Sort Counts By Number Of Ontario Elementary Schools
The code for elementary schools and secondary schools (high schools) are more or less the same as the previous section. Here it is.
### Sort Counts by Elementary Schools
elem_counts <- df %>% arrange(desc(Elementary.Schools))
head(elem_counts, 10)
# Sort by Elem school counts
elem_counts$Board.Name <- factor(elem_counts$Board.Name,
levels = elem_counts$Board.Name[order(elem_counts$Elementary.Schools)])
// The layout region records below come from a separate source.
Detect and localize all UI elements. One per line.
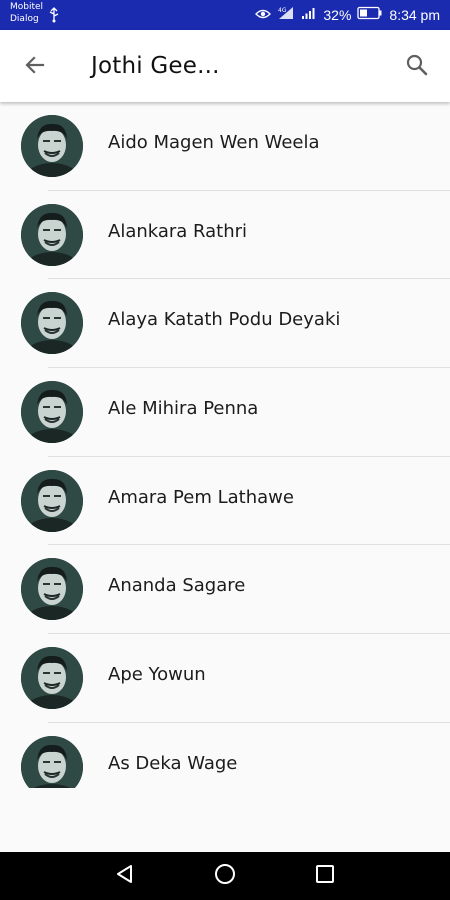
search-button[interactable] [400,50,434,84]
search-icon [405,53,429,82]
song-list-item[interactable]: Amara Pem Lathawe [0,457,450,546]
artist-avatar [21,647,83,710]
clock: 8:34 pm [389,6,440,23]
song-title: Ale Mihira Penna [108,398,259,420]
arrow-back-icon [23,53,47,82]
signal-icon [301,6,317,23]
battery-icon [357,6,383,23]
signal-4g-icon: 4G [277,6,295,23]
song-title: As Deka Wage [108,752,238,774]
home-circle-icon [213,862,237,891]
battery-percent: 32% [323,6,352,23]
artist-avatar [21,115,83,177]
song-title: Ape Yowun [108,664,206,686]
nav-home-button[interactable] [213,862,237,891]
back-triangle-icon [114,863,136,890]
song-title: Alaya Katath Podu Deyaki [108,309,341,331]
song-list-item[interactable]: Ape Yowun [0,634,450,723]
app-bar: Jothi Gee... [0,30,450,102]
song-title: Alankara Rathri [108,220,248,242]
status-bar: Mobitel Dialog 4G 32% 8:34 pm [0,0,450,30]
artist-avatar [21,381,83,444]
song-list-item[interactable]: Ale Mihira Penna [0,368,450,457]
artist-avatar [21,558,83,621]
song-list-item[interactable]: As Deka Wage [0,723,450,788]
song-list-item[interactable]: Alankara Rathri [0,191,450,280]
svg-text:4G: 4G [278,7,287,14]
carrier-names: Mobitel Dialog [10,1,43,25]
usb-icon [48,7,60,23]
status-icons: 4G 32% 8:34 pm [255,6,440,23]
artist-avatar [21,292,83,355]
song-list[interactable]: Aido Magen Wen Weela Alankara Rathri Alaya… [0,102,450,788]
navigation-bar [0,852,450,900]
recents-square-icon [314,863,336,890]
song-list-item[interactable]: Aido Magen Wen Weela [0,102,450,191]
artist-avatar [21,203,83,266]
song-title: Amara Pem Lathawe [108,486,294,508]
eye-icon [255,7,272,23]
song-title: Aido Magen Wen Weela [108,132,320,153]
back-button[interactable] [18,50,52,84]
nav-recents-button[interactable] [313,864,337,888]
nav-back-button[interactable] [113,864,137,888]
carrier-line-2: Dialog [10,14,39,24]
song-list-item[interactable]: Alaya Katath Podu Deyaki [0,279,450,369]
song-list-item[interactable]: Ananda Sagare [0,545,450,635]
carrier-line-1: Mobitel [10,2,44,12]
song-title: Ananda Sagare [108,575,246,597]
page-title: Jothi Gee... [91,53,220,79]
artist-avatar [21,469,83,532]
artist-avatar [21,735,83,788]
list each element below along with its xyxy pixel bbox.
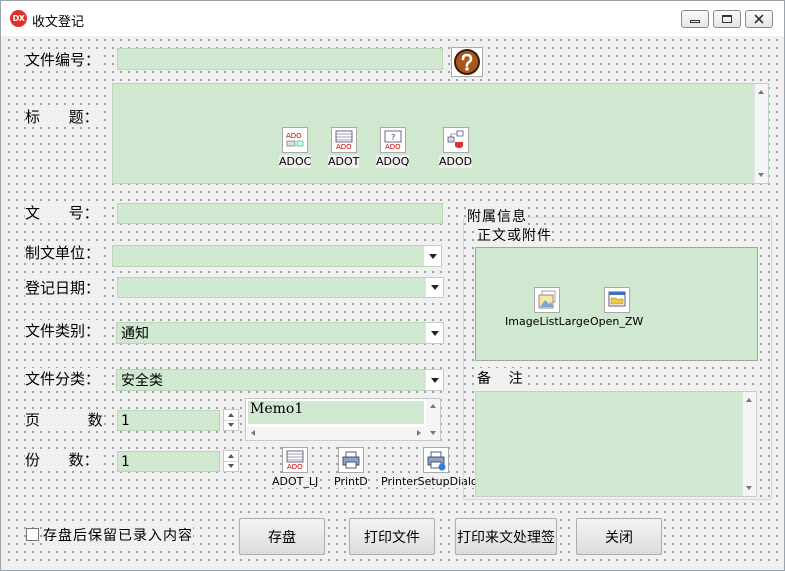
- file-type-value: 通知: [121, 326, 149, 342]
- svg-text:ADO: ADO: [336, 143, 352, 151]
- ado-dataset-icon: [447, 130, 463, 148]
- spin-down-icon: [228, 464, 234, 468]
- memo1-hscroll[interactable]: [246, 427, 426, 440]
- svg-text:?: ?: [391, 133, 395, 142]
- chevron-down-icon: [430, 377, 439, 383]
- svg-text:ADO: ADO: [287, 463, 303, 471]
- copies-input[interactable]: 1: [117, 451, 220, 472]
- file-class-dropdown-arrow[interactable]: [425, 370, 443, 390]
- open-zw-label: Open_ZW: [590, 315, 644, 328]
- open-zw-component[interactable]: Open_ZW: [590, 287, 643, 328]
- chevron-down-icon: [430, 285, 439, 290]
- svg-text:ADO: ADO: [385, 143, 401, 151]
- file-class-value: 安全类: [121, 373, 163, 389]
- pages-input[interactable]: 1: [117, 410, 220, 431]
- save-button[interactable]: 存盘: [239, 518, 325, 555]
- print-file-button-label: 打印文件: [364, 529, 420, 546]
- reg-date-dropdown-arrow[interactable]: [425, 278, 443, 297]
- image-list-icon: [538, 290, 556, 309]
- minimize-button[interactable]: [681, 10, 709, 28]
- adod-component[interactable]: ADOD: [439, 127, 473, 168]
- reg-date-picker[interactable]: [117, 277, 444, 298]
- copies-label: 份 数：: [25, 449, 99, 470]
- window-title: 收文登记: [32, 15, 85, 30]
- copies-spinner[interactable]: [223, 450, 239, 472]
- doc-no-input[interactable]: [117, 203, 443, 224]
- save-button-label: 存盘: [268, 529, 296, 546]
- remark-label: 备 注: [477, 368, 523, 388]
- remark-scrollbar[interactable]: [742, 392, 756, 496]
- file-type-dropdown-arrow[interactable]: [425, 323, 443, 343]
- adot-component[interactable]: ADO ADOT: [328, 127, 360, 168]
- memo1-text-area[interactable]: Memo1: [248, 401, 424, 424]
- adoc-component[interactable]: ADO ADOC: [279, 127, 312, 168]
- adot-label: ADOT: [328, 155, 360, 168]
- title-bar: DX 收文登记: [1, 1, 784, 36]
- pages-label: 页 数: [25, 409, 103, 430]
- adot-lj-component[interactable]: ADO ADOT_LJ: [272, 447, 319, 488]
- keep-content-checkbox[interactable]: [26, 528, 39, 541]
- title-memo-scrollbar[interactable]: [754, 84, 768, 183]
- adoq-label: ADOQ: [376, 155, 410, 168]
- reg-date-label: 登记日期：: [25, 277, 101, 298]
- ado-table-icon: ADO: [286, 450, 304, 471]
- issuer-dropdown-arrow[interactable]: [423, 246, 441, 266]
- close-icon: [754, 14, 764, 24]
- minimize-icon: [690, 19, 700, 23]
- help-button[interactable]: [451, 47, 483, 77]
- memo1[interactable]: Memo1: [245, 398, 441, 441]
- attach-group-label: 附属信息: [467, 206, 527, 226]
- remark-memo[interactable]: [475, 391, 757, 497]
- image-list-label: ImageListLarge: [505, 315, 590, 328]
- print-file-button[interactable]: 打印文件: [349, 518, 435, 555]
- keep-content-label: 存盘后保留已录入内容: [43, 525, 193, 545]
- ado-query-icon: ?ADO: [384, 130, 402, 151]
- issuer-combo[interactable]: [112, 245, 442, 267]
- print-slip-button[interactable]: 打印来文处理签: [455, 518, 557, 555]
- spin-down-icon: [228, 423, 234, 427]
- maximize-button[interactable]: [713, 10, 741, 28]
- printd-component[interactable]: PrintD: [334, 447, 368, 488]
- file-type-label: 文件类别：: [25, 320, 101, 341]
- file-no-label: 文件编号：: [25, 49, 101, 70]
- adoc-label: ADOC: [279, 155, 312, 168]
- maximize-icon: [722, 15, 732, 23]
- adoq-component[interactable]: ? ADO ADOQ: [376, 127, 410, 168]
- memo1-vscroll[interactable]: [426, 399, 440, 440]
- file-no-input[interactable]: [117, 48, 443, 70]
- file-class-combo[interactable]: 安全类: [116, 369, 444, 391]
- pages-spinner[interactable]: [223, 409, 239, 431]
- spin-up-icon: [228, 454, 234, 458]
- title-label: 标 题：: [25, 106, 99, 127]
- file-class-label: 文件分类：: [25, 368, 101, 389]
- adot-lj-label: ADOT_LJ: [272, 475, 319, 488]
- svg-text:ADO: ADO: [286, 132, 302, 140]
- chevron-down-icon: [430, 330, 439, 336]
- chevron-down-icon: [428, 253, 437, 259]
- close-window-button[interactable]: [745, 10, 773, 28]
- ado-table-icon: ADO: [335, 130, 353, 151]
- window: DX 收文登记 文件编号： 标 题： ADO ADOC ADO ADOT ? A…: [0, 0, 785, 571]
- printer-icon: [342, 451, 360, 469]
- spin-up-icon: [228, 413, 234, 417]
- printer-setup-icon: [427, 451, 446, 471]
- app-logo-icon: DX: [10, 10, 27, 27]
- close-button-label: 关闭: [605, 529, 633, 546]
- print-slip-button-label: 打印来文处理签: [457, 529, 555, 546]
- form-client-area: 文件编号： 标 题： ADO ADOC ADO ADOT ? ADO ADOQ …: [5, 36, 780, 567]
- image-list-component[interactable]: ImageListLarge: [505, 287, 590, 328]
- doc-no-label: 文 号：: [25, 202, 99, 223]
- file-type-combo[interactable]: 通知: [116, 322, 444, 344]
- issuer-label: 制文单位：: [25, 242, 101, 263]
- body-attach-label: 正文或附件: [477, 225, 552, 245]
- help-question-icon: [454, 49, 480, 75]
- ado-connection-icon: ADO: [286, 132, 304, 147]
- printd-label: PrintD: [334, 475, 368, 488]
- close-button[interactable]: 关闭: [576, 518, 662, 555]
- open-dialog-icon: [608, 291, 626, 307]
- adod-label: ADOD: [439, 155, 473, 168]
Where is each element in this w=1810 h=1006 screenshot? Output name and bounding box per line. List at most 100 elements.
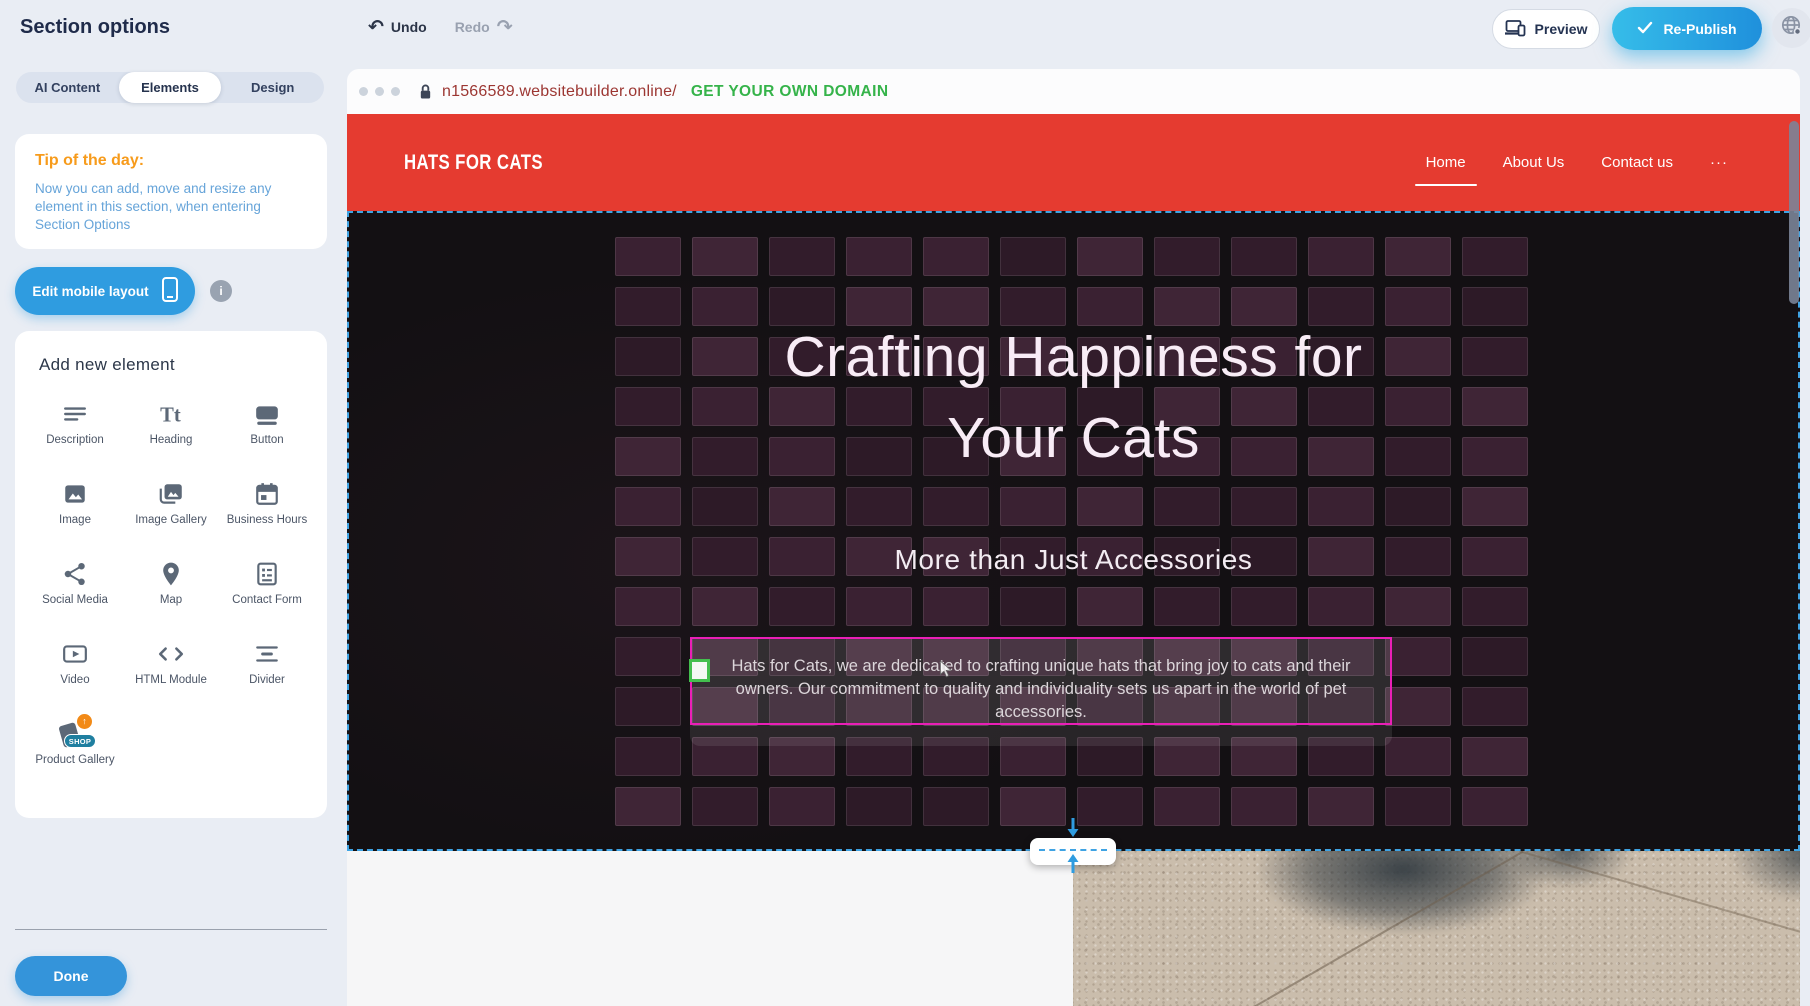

# ggplot - Show Top 15 Counts for Elem Schools Ontario
ggplot(head(elem_counts, 15), aes(x = Board.Name, y = Elementary.Schools)) +
geom_bar(stat = "identity", width = 0.8) +
coord_flip() +
geom_text(aes(label = Elementary.Schools), hjust = 1.2, colour = "white", fontface = "bold") +
labs(x = "\n School Board", y = "Count \n", title = "Ontario Elementary School \nBoard Counts (21-22)\n") +
theme(plot.title = element_text(hjust = 0.5, size = 16),
axis.title.x = element_text(face="bold", colour="darkgreen", size = 12),
axis.title.y = element_text(face="bold", colour="darkgreen", size = 12))
Sort Counts By Number Of Ontario Secondary Schools
### Sort Counts By Secondary Schools (High School)
hs_counts <- df %>% arrange(desc(Secondary.Schools))
head(hs_counts, 10)
# Sort by High school counts
hs_counts$Board.Name <- factor(hs_counts$Board.Name,
levels = hs_counts$Board.Name[order(hs_counts$Secondary.Schools)])
# ggplot - Show Top 15 Counts for Elem Schools Ontario
ggplot(head(hs_counts, 15), aes(x = Board.Name, y = Secondary.Schools)) +
geom_bar(stat = "identity", width = 0.8) +
coord_flip() +
geom_text(aes(label = Secondary.Schools), hjust = 1.2, colour = "white", fontface = "bold") +
labs(x = "\n School Board", y = "Count \n", title = "Ontario Secondary School \nBoard Counts (21-22)\n") +
theme(plot.title = element_text(hjust = 0.5, size = 16),
axis.title.x = element_text(face="bold", colour="darkgreen", size = 12),
axis.title.y = element_text(face="bold", colour="darkgreen", size = 12))
The numbers for secondary school is much lower compared to the elementary schools. I do wonder what the school sizes are like and what the class sizes are like. That is something to investigate beyond this data.